My teacher has given us that
If $f$ is normal then it is diagonalizable
The thing is that I've studied all 4 operators, orthogonal, unitary, symmetric and self-adjoint operators and I've been told that all of them are normal operators, since all satisfy that $ff^{*}=f^{*}f$. But I have also been told that the orthogonal operators, which are the ones that satisfy $f^{*}=f^{-1}$ (in the real plane) and are not always diagonalizable. So what's going on here?
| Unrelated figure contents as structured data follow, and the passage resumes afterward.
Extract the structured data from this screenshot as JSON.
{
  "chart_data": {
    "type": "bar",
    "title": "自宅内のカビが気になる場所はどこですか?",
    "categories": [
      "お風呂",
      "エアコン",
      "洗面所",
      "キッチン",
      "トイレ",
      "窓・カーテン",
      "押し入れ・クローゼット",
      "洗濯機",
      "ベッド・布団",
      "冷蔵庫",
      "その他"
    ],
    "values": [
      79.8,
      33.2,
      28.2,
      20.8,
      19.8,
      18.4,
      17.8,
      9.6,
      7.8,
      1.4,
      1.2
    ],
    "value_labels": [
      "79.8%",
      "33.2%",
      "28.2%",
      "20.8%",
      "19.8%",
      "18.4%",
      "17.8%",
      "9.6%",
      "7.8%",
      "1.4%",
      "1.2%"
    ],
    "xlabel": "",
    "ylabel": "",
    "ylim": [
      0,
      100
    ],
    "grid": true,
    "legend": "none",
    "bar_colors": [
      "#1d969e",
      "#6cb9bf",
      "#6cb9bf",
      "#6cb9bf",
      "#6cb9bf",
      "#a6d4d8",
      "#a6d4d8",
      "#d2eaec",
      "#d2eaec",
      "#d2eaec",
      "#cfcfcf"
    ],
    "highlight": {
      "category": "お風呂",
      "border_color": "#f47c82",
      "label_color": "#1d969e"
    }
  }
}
Is it that the theorem is "if $f$ is normal and complex then it is diagonalizable"? Or what is going on so that both statement don't correlate?
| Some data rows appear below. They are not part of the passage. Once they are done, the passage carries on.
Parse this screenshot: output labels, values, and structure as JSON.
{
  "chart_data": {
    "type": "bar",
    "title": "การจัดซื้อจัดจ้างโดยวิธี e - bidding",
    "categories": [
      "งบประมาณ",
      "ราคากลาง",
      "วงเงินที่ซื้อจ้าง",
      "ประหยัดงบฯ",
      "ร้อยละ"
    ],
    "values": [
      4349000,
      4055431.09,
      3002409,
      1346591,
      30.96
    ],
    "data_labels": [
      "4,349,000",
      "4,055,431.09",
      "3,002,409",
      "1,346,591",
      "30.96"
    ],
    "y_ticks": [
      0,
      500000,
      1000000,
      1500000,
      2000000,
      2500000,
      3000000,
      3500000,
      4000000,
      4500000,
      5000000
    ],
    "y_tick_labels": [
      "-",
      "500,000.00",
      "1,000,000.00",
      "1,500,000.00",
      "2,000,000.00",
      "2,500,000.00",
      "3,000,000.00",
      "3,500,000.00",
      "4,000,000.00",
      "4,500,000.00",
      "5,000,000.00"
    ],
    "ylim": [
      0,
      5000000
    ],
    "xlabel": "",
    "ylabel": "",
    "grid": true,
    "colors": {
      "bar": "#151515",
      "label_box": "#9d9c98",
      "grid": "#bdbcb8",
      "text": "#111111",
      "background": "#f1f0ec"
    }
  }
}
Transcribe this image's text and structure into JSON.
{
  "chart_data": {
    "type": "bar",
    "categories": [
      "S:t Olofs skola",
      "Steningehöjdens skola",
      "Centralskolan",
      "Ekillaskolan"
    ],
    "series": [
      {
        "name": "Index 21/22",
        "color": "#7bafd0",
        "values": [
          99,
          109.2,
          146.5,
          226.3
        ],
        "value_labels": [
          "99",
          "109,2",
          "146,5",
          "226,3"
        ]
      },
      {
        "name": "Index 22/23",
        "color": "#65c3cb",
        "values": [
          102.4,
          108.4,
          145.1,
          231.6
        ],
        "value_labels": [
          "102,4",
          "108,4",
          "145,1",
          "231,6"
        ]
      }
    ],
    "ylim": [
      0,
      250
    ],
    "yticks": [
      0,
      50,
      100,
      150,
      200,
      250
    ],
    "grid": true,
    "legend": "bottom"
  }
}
Consider $$O=\begin{pmatrix} \cos\theta&-\sin\theta\\ \sin\theta&\cos\theta \end{pmatrix} $$
Then $O^t O = O^* O = O O^* = O O^t = \mathbf{1}$. So $O$ is normal. $$ O \begin{pmatrix} 1\\ i \end{pmatrix} = \begin{pmatrix} e^{-i\theta}\\ i e^{-i\theta} \end{pmatrix} = e^{-i\theta} \begin{pmatrix} 1\\ i \end{pmatrix} $$
$$ O \begin{pmatrix} 1\\ -i \end{pmatrix} = \begin{pmatrix} e^{i\theta}\\ -i e^{i\theta} \end{pmatrix} = e^{i\theta} \begin{pmatrix} 1\\ -i \end{pmatrix} $$ The eigenvalues $e^{i\theta}, e^{-i\theta}$ are non-real (except for $\theta\in\{0,\pi\}$) and associated eigenvectors have non-real entries. $O$ is not diagonalizable over $\Bbb{R}$. For the cases $\theta=0$ or $\theta=\pi$, $O=\pm \mathbf{1}$ so all vectors (including real-valued vectors) are eigenvectors for it.